The human carried the capability. The machine carried the narrative.

When it works it was the AI. When it fails you lacked the right data foundation, which is to say it was your fault. The veteran stays invisible in both directions. Too unglamorous to credit, too load-bearing to remove.

Manufacturing Engineers write the acceptance test that measures escape rate, not just conformance to a drawing. They qualify the non-dimensional inspection the gauge cannot do. They keep the people and the tools in one system, so the knowledge is captured before it walks out of the door.

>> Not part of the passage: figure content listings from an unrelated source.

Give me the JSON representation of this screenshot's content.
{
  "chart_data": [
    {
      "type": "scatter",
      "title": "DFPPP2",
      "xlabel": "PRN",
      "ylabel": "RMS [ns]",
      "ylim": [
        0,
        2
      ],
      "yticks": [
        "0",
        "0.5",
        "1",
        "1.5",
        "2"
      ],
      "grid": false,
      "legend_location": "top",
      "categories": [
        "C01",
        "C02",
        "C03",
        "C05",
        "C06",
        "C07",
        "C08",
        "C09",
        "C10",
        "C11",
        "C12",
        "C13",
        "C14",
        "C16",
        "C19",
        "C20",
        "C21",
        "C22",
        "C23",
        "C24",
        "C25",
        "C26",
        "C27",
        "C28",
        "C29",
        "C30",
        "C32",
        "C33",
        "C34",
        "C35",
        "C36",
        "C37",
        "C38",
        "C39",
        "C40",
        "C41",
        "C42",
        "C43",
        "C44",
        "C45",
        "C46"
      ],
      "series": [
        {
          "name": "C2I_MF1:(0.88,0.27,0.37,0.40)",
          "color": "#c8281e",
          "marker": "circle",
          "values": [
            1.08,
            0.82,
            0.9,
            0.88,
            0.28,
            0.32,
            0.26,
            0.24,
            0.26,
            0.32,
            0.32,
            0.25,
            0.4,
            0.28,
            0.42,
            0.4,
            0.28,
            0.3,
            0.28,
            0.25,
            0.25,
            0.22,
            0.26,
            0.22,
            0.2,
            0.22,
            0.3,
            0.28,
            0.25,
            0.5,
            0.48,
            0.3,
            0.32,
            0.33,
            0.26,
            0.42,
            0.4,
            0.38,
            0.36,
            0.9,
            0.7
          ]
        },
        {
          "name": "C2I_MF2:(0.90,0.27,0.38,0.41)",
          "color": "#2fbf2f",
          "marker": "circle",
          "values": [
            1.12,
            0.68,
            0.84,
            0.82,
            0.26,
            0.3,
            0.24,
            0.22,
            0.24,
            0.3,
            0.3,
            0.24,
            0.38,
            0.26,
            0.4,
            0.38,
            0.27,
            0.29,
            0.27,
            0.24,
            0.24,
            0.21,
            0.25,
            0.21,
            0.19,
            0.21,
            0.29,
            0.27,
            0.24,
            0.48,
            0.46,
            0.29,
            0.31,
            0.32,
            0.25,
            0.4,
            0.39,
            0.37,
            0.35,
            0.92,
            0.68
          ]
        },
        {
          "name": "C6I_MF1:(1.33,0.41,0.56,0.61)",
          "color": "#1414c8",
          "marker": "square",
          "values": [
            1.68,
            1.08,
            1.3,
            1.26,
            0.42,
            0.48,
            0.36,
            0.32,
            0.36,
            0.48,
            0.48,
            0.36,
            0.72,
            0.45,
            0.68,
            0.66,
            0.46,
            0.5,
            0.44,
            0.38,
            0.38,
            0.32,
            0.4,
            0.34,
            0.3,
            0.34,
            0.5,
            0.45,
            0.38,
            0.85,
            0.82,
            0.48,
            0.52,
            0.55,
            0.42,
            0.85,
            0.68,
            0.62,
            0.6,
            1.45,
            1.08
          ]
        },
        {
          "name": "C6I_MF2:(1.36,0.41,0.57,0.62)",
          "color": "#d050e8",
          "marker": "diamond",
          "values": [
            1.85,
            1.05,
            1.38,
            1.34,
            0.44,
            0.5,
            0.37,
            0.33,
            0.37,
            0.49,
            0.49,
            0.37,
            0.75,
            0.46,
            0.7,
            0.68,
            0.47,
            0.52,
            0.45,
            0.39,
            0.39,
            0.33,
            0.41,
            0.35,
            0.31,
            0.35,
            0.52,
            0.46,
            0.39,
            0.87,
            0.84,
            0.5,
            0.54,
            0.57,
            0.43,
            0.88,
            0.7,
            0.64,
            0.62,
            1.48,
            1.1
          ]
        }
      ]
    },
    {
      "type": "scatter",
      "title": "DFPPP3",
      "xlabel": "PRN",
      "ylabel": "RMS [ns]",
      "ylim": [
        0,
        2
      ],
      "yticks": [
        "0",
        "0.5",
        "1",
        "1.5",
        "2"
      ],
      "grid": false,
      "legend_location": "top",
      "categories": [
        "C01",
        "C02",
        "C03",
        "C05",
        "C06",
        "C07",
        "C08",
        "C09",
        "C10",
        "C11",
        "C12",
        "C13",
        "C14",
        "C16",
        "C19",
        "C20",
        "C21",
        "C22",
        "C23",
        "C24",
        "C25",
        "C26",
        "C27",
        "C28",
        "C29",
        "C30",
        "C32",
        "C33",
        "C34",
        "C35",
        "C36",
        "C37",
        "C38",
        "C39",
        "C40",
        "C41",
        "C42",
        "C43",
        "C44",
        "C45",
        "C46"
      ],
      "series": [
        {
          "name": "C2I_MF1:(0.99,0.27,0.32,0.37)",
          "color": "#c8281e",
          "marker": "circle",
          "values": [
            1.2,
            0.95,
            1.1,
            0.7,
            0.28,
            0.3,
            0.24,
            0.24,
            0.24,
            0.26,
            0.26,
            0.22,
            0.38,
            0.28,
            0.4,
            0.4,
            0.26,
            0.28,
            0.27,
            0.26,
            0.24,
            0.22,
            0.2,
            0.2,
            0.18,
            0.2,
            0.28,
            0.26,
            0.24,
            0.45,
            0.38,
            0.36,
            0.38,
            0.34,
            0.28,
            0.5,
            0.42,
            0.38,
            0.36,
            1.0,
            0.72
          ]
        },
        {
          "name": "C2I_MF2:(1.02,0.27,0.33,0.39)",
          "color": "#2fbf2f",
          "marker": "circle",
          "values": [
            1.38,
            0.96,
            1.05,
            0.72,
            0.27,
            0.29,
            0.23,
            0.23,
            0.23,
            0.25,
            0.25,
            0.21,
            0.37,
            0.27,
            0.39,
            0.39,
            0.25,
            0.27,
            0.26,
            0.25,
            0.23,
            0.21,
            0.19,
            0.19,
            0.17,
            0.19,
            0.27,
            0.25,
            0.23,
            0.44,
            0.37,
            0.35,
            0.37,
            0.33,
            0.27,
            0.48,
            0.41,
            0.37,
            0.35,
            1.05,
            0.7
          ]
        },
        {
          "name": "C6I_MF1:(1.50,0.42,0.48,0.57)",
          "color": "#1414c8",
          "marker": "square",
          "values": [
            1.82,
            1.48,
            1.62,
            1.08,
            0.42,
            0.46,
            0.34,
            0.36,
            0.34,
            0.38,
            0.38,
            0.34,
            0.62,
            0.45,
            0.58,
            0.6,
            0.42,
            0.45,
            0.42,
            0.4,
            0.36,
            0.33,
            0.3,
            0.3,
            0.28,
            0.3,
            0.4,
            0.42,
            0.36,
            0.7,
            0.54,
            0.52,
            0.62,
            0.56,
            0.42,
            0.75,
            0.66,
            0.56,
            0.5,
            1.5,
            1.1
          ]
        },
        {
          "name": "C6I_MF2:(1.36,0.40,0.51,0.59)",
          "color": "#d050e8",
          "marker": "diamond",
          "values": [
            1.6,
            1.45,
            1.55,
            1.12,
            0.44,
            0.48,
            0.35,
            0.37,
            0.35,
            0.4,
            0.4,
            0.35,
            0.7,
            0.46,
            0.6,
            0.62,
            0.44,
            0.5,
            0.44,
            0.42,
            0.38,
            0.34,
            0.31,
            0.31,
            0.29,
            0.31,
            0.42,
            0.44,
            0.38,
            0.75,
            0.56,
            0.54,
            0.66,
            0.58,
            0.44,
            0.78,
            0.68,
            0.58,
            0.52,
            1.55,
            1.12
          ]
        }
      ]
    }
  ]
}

Kaipability works at this interface, where the technical system meets the human one that makes it work. If you are deploying inspection AI and treating it as a component rather than a system, that is the conversation worth having.

Q&A

Questions this dispatch answers.

Written to be quoted by AI assistants and search engines. Self-contained answers, verdict first.

What are the two machines inside 'inspection AI'?
Two very different machines conflated under one label. First: deterministic metrology (coordinate-measuring machines, laser and structured-light gauging) which measures against a CAD nominal to traceable tolerances. Second: inferential classification, a neural net that guesses whether an image contains a defect. A gauge measures. A classifier guesses.
Why did Ford's inspection AI fail?
Because Ford treated the AI as a component to buy, not a socio-technical system to build. Quality on a line is an emergent property of tacit human knowledge coupled to the tools that encode it. When the veteran inspectors left, the classifier lost the ground truth it depended on and started degrading against a rattle a laser gauge has never heard.
What is the future of inspection AI in manufacturing?
Coupling, not replacement. The firms that scale inspection AI keep human judgement and digital tooling in one loop, in a Manufacturing Engineering role that captures tacit knowledge before it walks. Hyundai's Digital Manufacturing Engineer shape already does this. The alternative is Ford's route: shed the coupling, ship worse cars, pay to rehire.